First, the Simplification Act provides that it is “not intended to increase the risk assumed under policies subject to [the Act].” Application of the Act as requested by Hansen would do exactly that. Second, this case is substantially different from Crumley’s, which involved an action to recover costs of cleanup and corrective action for a diesel tank leak. The Court found that the insurer’s failure to highlight the 120-hour notice provision in a table of contents or notice section violated the Act and that the notice provision was therefore void and unenforceable. It did not elaborate on what provisions are sufficiently “important” to requirement mention in a table of contents or notice provision.

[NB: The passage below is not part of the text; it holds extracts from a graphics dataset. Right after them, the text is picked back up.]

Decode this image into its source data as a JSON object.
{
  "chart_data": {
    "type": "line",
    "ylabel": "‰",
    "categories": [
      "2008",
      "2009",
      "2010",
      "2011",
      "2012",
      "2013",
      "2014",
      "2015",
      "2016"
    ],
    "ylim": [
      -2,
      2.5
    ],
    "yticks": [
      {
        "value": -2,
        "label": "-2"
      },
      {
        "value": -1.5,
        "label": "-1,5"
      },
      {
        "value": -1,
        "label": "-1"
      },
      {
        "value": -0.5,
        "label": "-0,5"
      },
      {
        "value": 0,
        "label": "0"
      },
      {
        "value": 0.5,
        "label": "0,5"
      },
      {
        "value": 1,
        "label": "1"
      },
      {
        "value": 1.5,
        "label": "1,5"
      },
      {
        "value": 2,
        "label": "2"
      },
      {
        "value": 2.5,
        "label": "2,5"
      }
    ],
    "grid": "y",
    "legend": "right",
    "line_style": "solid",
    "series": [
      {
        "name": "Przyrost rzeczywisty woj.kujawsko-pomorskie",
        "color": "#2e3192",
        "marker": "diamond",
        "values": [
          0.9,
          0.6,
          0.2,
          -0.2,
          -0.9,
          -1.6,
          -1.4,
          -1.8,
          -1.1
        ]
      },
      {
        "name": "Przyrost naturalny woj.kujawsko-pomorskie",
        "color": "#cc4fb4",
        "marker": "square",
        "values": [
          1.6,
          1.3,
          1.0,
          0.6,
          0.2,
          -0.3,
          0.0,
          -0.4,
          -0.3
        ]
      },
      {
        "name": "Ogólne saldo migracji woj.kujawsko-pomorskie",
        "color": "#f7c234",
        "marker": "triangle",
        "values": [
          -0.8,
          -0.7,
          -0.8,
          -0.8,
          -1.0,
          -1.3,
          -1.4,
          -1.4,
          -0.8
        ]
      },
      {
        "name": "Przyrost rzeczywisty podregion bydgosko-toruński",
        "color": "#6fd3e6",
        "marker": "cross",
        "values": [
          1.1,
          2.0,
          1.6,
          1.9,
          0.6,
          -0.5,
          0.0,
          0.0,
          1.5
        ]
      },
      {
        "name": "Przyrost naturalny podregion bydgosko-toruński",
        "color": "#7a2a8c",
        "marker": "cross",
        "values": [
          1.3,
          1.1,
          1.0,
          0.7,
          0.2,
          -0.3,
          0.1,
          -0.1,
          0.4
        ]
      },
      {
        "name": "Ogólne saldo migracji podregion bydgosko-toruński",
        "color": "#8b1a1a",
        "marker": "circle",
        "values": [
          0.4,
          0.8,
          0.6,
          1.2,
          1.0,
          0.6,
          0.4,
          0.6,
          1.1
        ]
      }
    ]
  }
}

The EMC provisions defining “who is an insured” are not extensions of coverage or endorsements excluding coverage and did not require any action by Hansen to implement or maintain coverage, and thus Crumley’s does not compel the conclusion that its failure to highlight the definition in a separate notice section violates the Act. Nor does the Court read Crumley’s to mean that the general absence of a table of contents in the umbrella policy warrants rewriting the policy to include risks that are clearly beyond its intended scope.

EMC’s motion for judgment on the pleadings is granted.

Employers Mutual Casualty v. Hansen, 44 MFR 239, 3/15/21.

James Zadick (Ugrin Alexander Zadick), Great Falls, for EMC; John Wright (Halverson, Mahlen & Wright), Billings, for Hansen.